Legacy System Integration is one of the biggest technical challenges growing software companies face. At SynthWeb, roughly 30 percent of our Product Engineering Solutions engagements begin with legacy system integration in sprint one. The client has a new product — a customer-facing app, an internal dashboard, a reporting layer — and it needs to talk to a system that was built a decade ago by someone no longer at the company. There is no API documentation. There is no test environment. There may not even be a clear point of contact who knows how the old system works.
This is not an unusual situation. It is the normal situation. And the pattern for handling it reliably is not clever engineering — it is choosing the right integration pattern before writing a line of code.

Pattern 1: Legacy System Integration through REST APIs
The best case. The legacy system has a documented API, credentials are available, and the endpoints cover the data you need. The approach: build a thin adapter layer that translates between the legacy API’s data format and your new system’s domain model. This keeps the coupling contained — if the legacy API changes, only the adapter changes, not the whole application.
Timeline: one to two weeks. The risk is that the API documentation is out of date, which it usually is. Always build a test harness against the live API before estimating—the documentation and the actual behaviour are often different. This approach is also consistent with AWS application modernization guidance, which recommends validating integrations early to reduce deployment risk. This is mistake number one that turns a two-week integration into a six-week one.

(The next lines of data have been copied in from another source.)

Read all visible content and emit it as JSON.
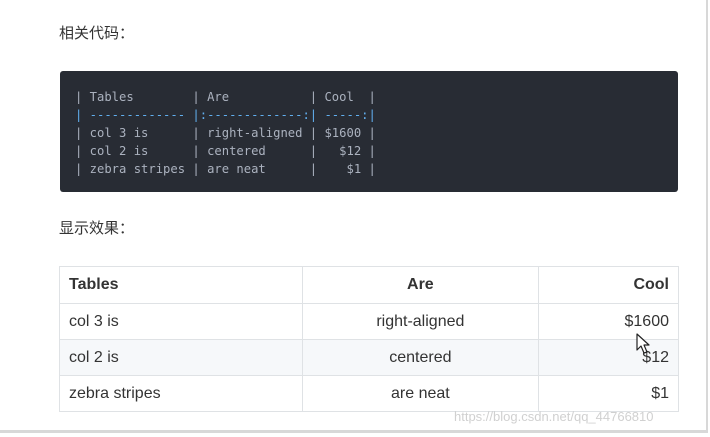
{
  "headings": {
    "code_label": "相关代码：",
    "result_label": "显示效果："
  },
  "code_lines": [
    "| Tables        | Are           | Cool  |",
    "| ------------- |:-------------:| -----:|",
    "| col 3 is      | right-aligned | $1600 |",
    "| col 2 is      | centered      |   $12 |",
    "| zebra stripes | are neat      |    $1 |"
  ],
  "table": {
    "headers": [
      "Tables",
      "Are",
      "Cool"
    ],
    "rows": [
      [
        "col 3 is",
        "right-aligned",
        "$1600"
      ],
      [
        "col 2 is",
        "centered",
        "$12"
      ],
      [
        "zebra stripes",
        "are neat",
        "$1"
      ]
    ]
  },
  "watermark": "https://blog.csdn.net/qq_44766810",
  "colors": {
    "code_bg": "#282c34",
    "code_text": "#abb2bf",
    "code_separator": "#61afef",
    "stripe_bg": "#f6f8fa",
    "table_border": "#dfe2e5"
  }
}
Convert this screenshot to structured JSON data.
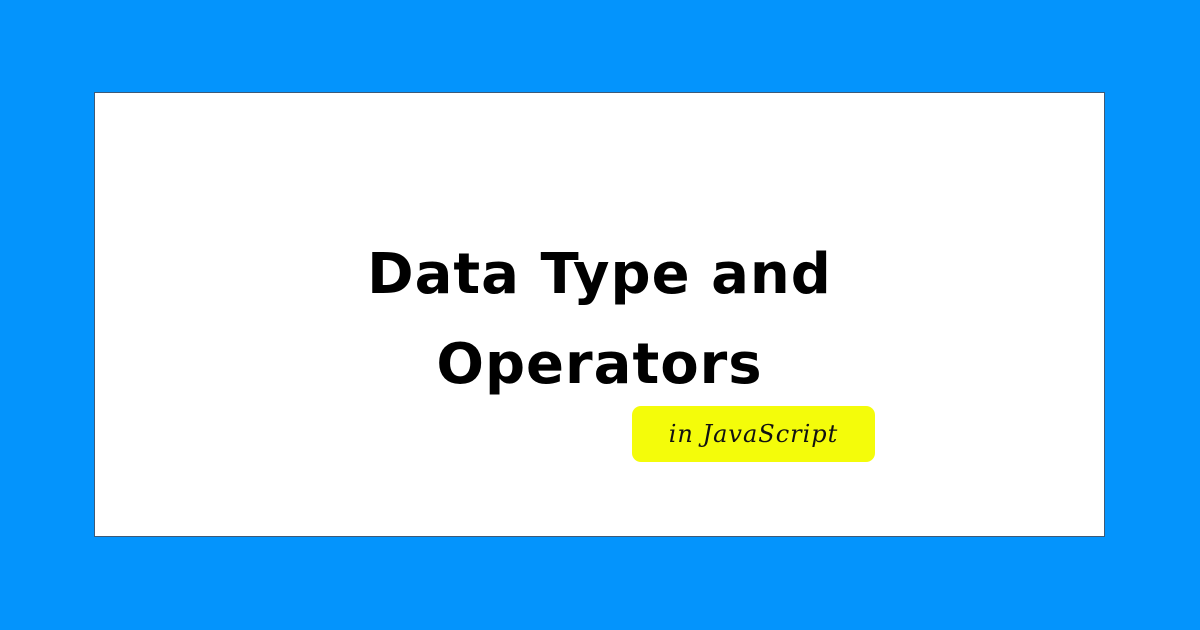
{
  "colors": {
    "background": "#0494fc",
    "card": "#ffffff",
    "title_text": "#000000",
    "badge": "#f4fc0a"
  },
  "card": {
    "title_line1": "Data Type and",
    "title_line2": "Operators",
    "badge_text": "in JavaScript"
  }
}
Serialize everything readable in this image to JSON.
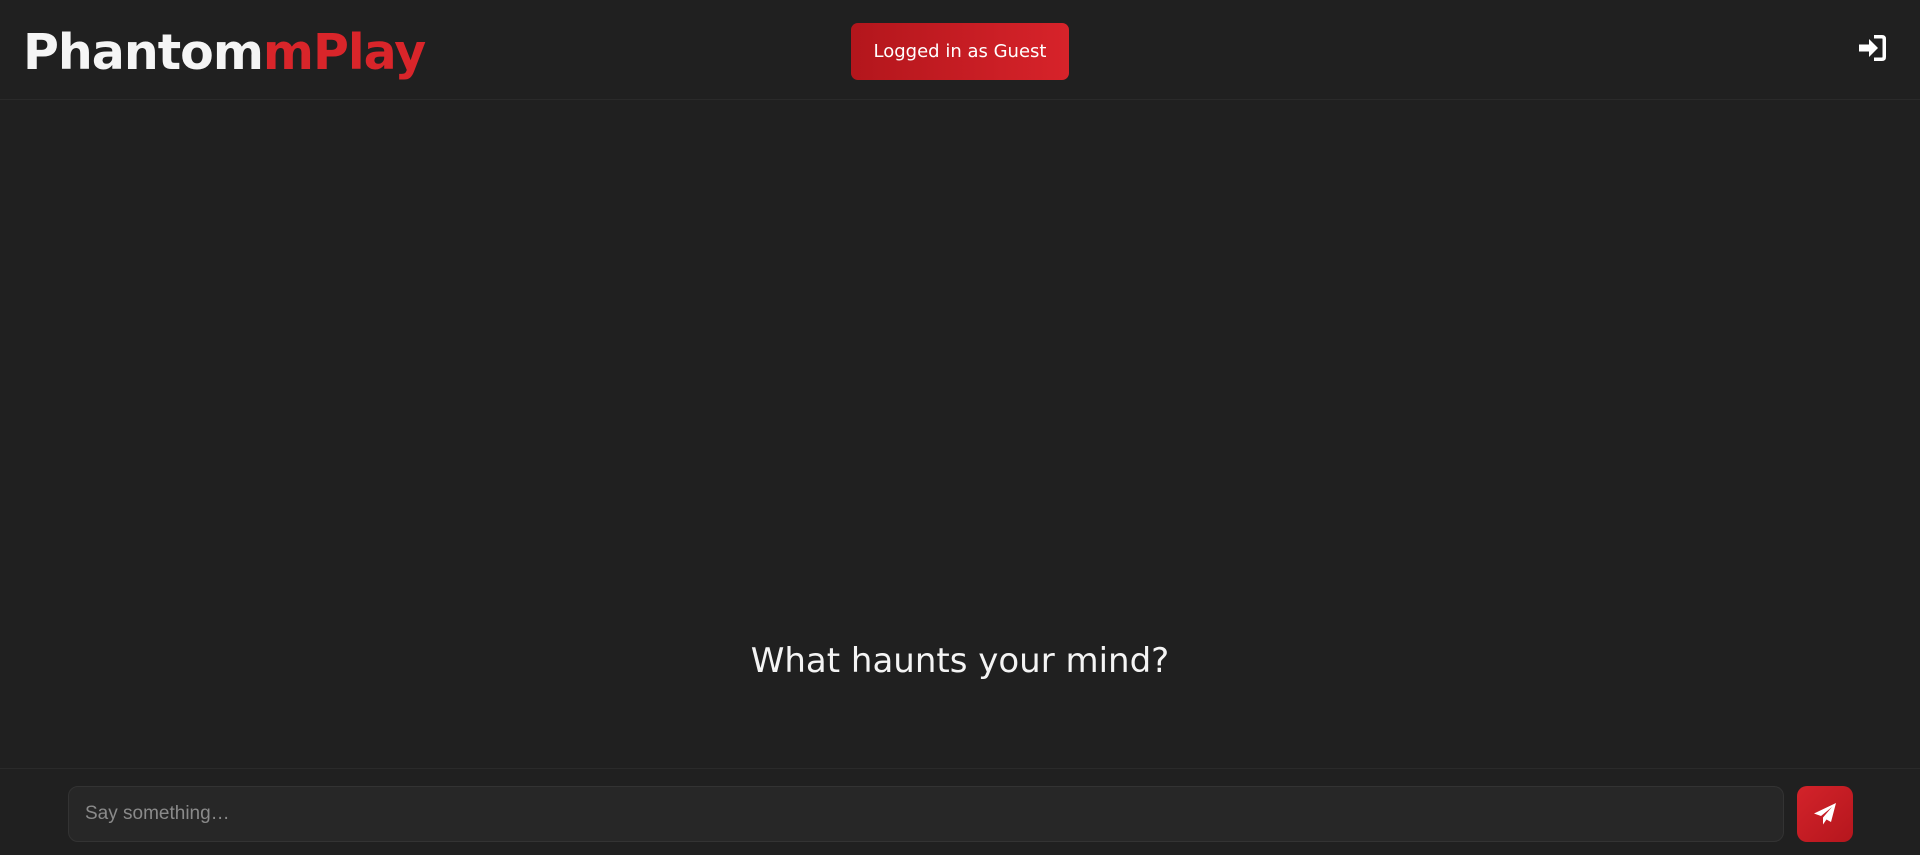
{
  "header": {
    "brand_part1": "Phantom",
    "brand_part2": "mPlay",
    "guest_status": "Logged in as Guest",
    "login_icon": "sign-in-icon"
  },
  "main": {
    "prompt": "What haunts your mind?"
  },
  "composer": {
    "placeholder": "Say something…",
    "value": "",
    "send_icon": "paper-plane-icon"
  },
  "colors": {
    "background": "#202020",
    "accent": "#d7232a",
    "accent_dark": "#b3161c",
    "text": "#f2f2f2"
  }
}
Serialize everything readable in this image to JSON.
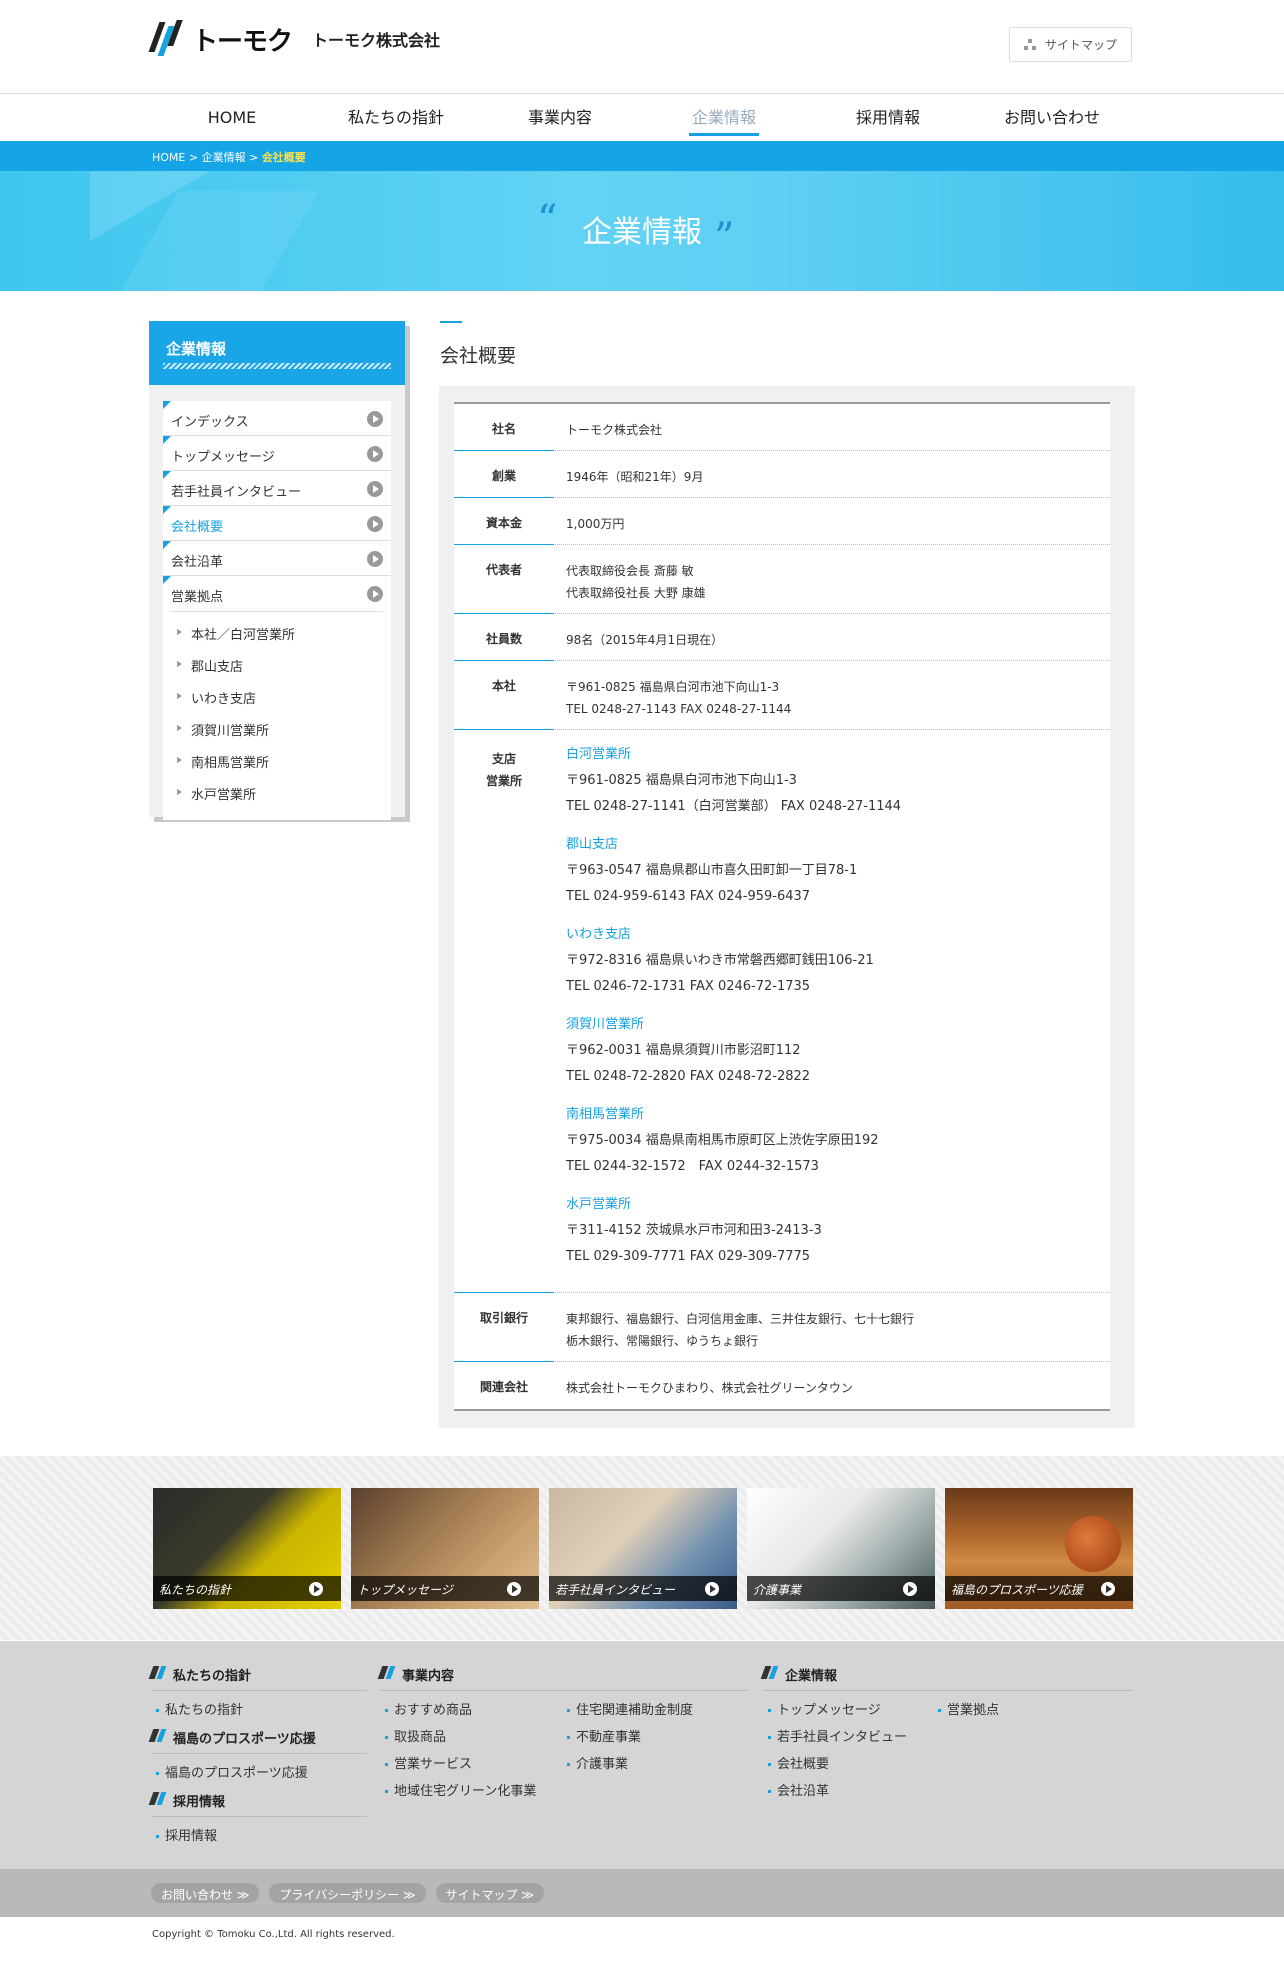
{
  "header": {
    "logo_word": "トーモク",
    "company": "トーモク株式会社",
    "sitemap_label": "サイトマップ"
  },
  "nav": [
    {
      "label": "HOME"
    },
    {
      "label": "私たちの指針"
    },
    {
      "label": "事業内容"
    },
    {
      "label": "企業情報"
    },
    {
      "label": "採用情報"
    },
    {
      "label": "お問い合わせ"
    }
  ],
  "breadcrumb": {
    "home": "HOME",
    "sep1": ">",
    "section": "企業情報",
    "sep2": ">",
    "current": "会社概要"
  },
  "hero": {
    "title": "企業情報",
    "open_quote": "“",
    "close_quote": "”"
  },
  "sidebar": {
    "title": "企業情報",
    "items": [
      {
        "label": "インデックス"
      },
      {
        "label": "トップメッセージ"
      },
      {
        "label": "若手社員インタビュー"
      },
      {
        "label": "会社概要"
      },
      {
        "label": "会社沿革"
      },
      {
        "label": "営業拠点"
      }
    ],
    "sub_items": [
      {
        "label": "本社／白河営業所"
      },
      {
        "label": "郡山支店"
      },
      {
        "label": "いわき支店"
      },
      {
        "label": "須賀川営業所"
      },
      {
        "label": "南相馬営業所"
      },
      {
        "label": "水戸営業所"
      }
    ]
  },
  "main": {
    "title": "会社概要",
    "rows": {
      "name": {
        "label": "社名",
        "value": "トーモク株式会社"
      },
      "founded": {
        "label": "創業",
        "value": "1946年（昭和21年）9月"
      },
      "capital": {
        "label": "資本金",
        "value": "1,000万円"
      },
      "rep": {
        "label": "代表者",
        "line1": "代表取締役会長 斎藤 敏",
        "line2": "代表取締役社長 大野 康雄"
      },
      "employees": {
        "label": "社員数",
        "value": "98名（2015年4月1日現在）"
      },
      "hq": {
        "label": "本社",
        "line1": "〒961-0825 福島県白河市池下向山1-3",
        "line2": "TEL 0248-27-1143 FAX 0248-27-1144"
      },
      "branches": {
        "label1": "支店",
        "label2": "営業所",
        "list": [
          {
            "name": "白河営業所",
            "addr": "〒961-0825 福島県白河市池下向山1-3",
            "tel": "TEL 0248-27-1141（白河営業部） FAX 0248-27-1144"
          },
          {
            "name": "郡山支店",
            "addr": "〒963-0547 福島県郡山市喜久田町卸一丁目78-1",
            "tel": "TEL 024-959-6143 FAX 024-959-6437"
          },
          {
            "name": "いわき支店",
            "addr": "〒972-8316 福島県いわき市常磐西郷町銭田106-21",
            "tel": "TEL 0246-72-1731 FAX 0246-72-1735"
          },
          {
            "name": "須賀川営業所",
            "addr": "〒962-0031 福島県須賀川市影沼町112",
            "tel": "TEL 0248-72-2820 FAX 0248-72-2822"
          },
          {
            "name": "南相馬営業所",
            "addr": "〒975-0034 福島県南相馬市原町区上渋佐字原田192",
            "tel": "TEL 0244-32-1572　FAX 0244-32-1573"
          },
          {
            "name": "水戸営業所",
            "addr": "〒311-4152 茨城県水戸市河和田3-2413-3",
            "tel": "TEL 029-309-7771 FAX 029-309-7775"
          }
        ]
      },
      "banks": {
        "label": "取引銀行",
        "line1": "東邦銀行、福島銀行、白河信用金庫、三井住友銀行、七十七銀行",
        "line2": "栃木銀行、常陽銀行、ゆうちょ銀行"
      },
      "related": {
        "label": "関連会社",
        "value": "株式会社トーモクひまわり、株式会社グリーンタウン"
      }
    }
  },
  "banners": [
    {
      "caption": "私たちの指針"
    },
    {
      "caption": "トップメッセージ"
    },
    {
      "caption": "若手社員インタビュー"
    },
    {
      "caption": "介護事業"
    },
    {
      "caption": "福島のプロスポーツ応援"
    }
  ],
  "footer": {
    "col1": {
      "head1": "私たちの指針",
      "links1": [
        "私たちの指針"
      ],
      "head2": "福島のプロスポーツ応援",
      "links2": [
        "福島のプロスポーツ応援"
      ],
      "head3": "採用情報",
      "links3": [
        "採用情報"
      ]
    },
    "col2": {
      "head": "事業内容",
      "links_a": [
        "おすすめ商品",
        "取扱商品",
        "営業サービス",
        "地域住宅グリーン化事業"
      ],
      "links_b": [
        "住宅関連補助金制度",
        "不動産事業",
        "介護事業"
      ]
    },
    "col3": {
      "head": "企業情報",
      "links_a": [
        "トップメッセージ",
        "若手社員インタビュー",
        "会社概要",
        "会社沿革"
      ],
      "links_b": [
        "営業拠点"
      ]
    },
    "pills": [
      "お問い合わせ ≫",
      "プライバシーポリシー ≫",
      "サイトマップ ≫"
    ],
    "copyright": "Copyright © Tomoku Co.,Ltd. All rights reserved."
  },
  "colors": {
    "accent": "#16a2e0",
    "crumb_current": "#ffe14a"
  }
}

Pattern 2: Legacy System Integration through Database Read Access
No API. The legacy system owns a database that you are allowed to read. The approach: create a read replica or direct read access, identify the tables you need, and replicate the relevant data into your new system’s schema on a scheduled basis. Your new system owns its own copy of the data and does not depend on the legacy system’s availability for normal operation.
Timeline: two to four weeks, depending on schema complexity. The constraint is that you cannot write back to the legacy database — this pattern is read-only. For bidirectional sync, you need pattern 3 or a purpose-built integration layer.
Pattern 3: Legacy System Integration using the Strangler Fig Pattern
The legacy system is being replaced gradually. New functionality goes into the new system. Existing functionality stays in the legacy system until it can be migrated. A routing layer directs traffic to the right system based on what is being requested. Over time, the legacy system handles less and less until it can be decommissioned. This migration strategy follows the Strangler Fig Pattern described by Martin Fowler.
Timeline: three to twelve months, depending on scope. This is the pattern used in our Freight Alliance case study — a logistics aggregation platform that had to connect to multiple carrier systems simultaneously, each with a different integration pattern, while gradually replacing legacy carrier management functionality. The strangler fig let us ship production value in sprint two while migrating legacy data in parallel over six sprints.
Pattern 4: File-based / SFTP
The legacy system cannot provide an API and you cannot access the database. But it can export a CSV or XML file on a schedule. The approach: ingest the file, parse the format, and load it into your system’s data model. Inelegant, reliable, and often the only option for older ERP and accounting systems.
Timeline: one to two weeks. The risk is format instability — if the legacy system changes its export format without notice, your integration breaks silently. Build format validation on every import and alert on deviation.
The 3 mistakes that turn 2 weeks into 2 months
First: trust the API documentation without testing live. The documentation describes what the API was supposed to do, not what it does today. Build a test harness against the production endpoint on day one. Second: ignore rate limits until production. Many legacy APIs have rate limits that are only enforced at production traffic levels. Build rate limit handling into the adapter before launch. Third: no circuit breaker or graceful degradation. Legacy systems go down. Your new application should handle the legacy system being unavailable without crashing or losing user data. This requires explicit error handling and a fallback state.
Many legacy modernisation projects begin with integration before moving into full-scale application redevelopment. Learn more about our Custom Software Development services and how we modernise enterprise software while maintaining compatibility with existing systems.

FAQ
How do you determine which pattern to use? A week-one technical audit covers this. We access the legacy system, assess what interfaces are available, and recommend the integration pattern before sprint planning. This typically takes two to three days.
Can you integrate with a system you have never seen before? Yes. The four Legacy System Integration patterns above cover almost every integration scenario. The specifics of the system change the implementation; the approach does not change.
What if the legacy system cannot be accessed at all? Manual data migration, scoped separately as a one-time project before the build begins.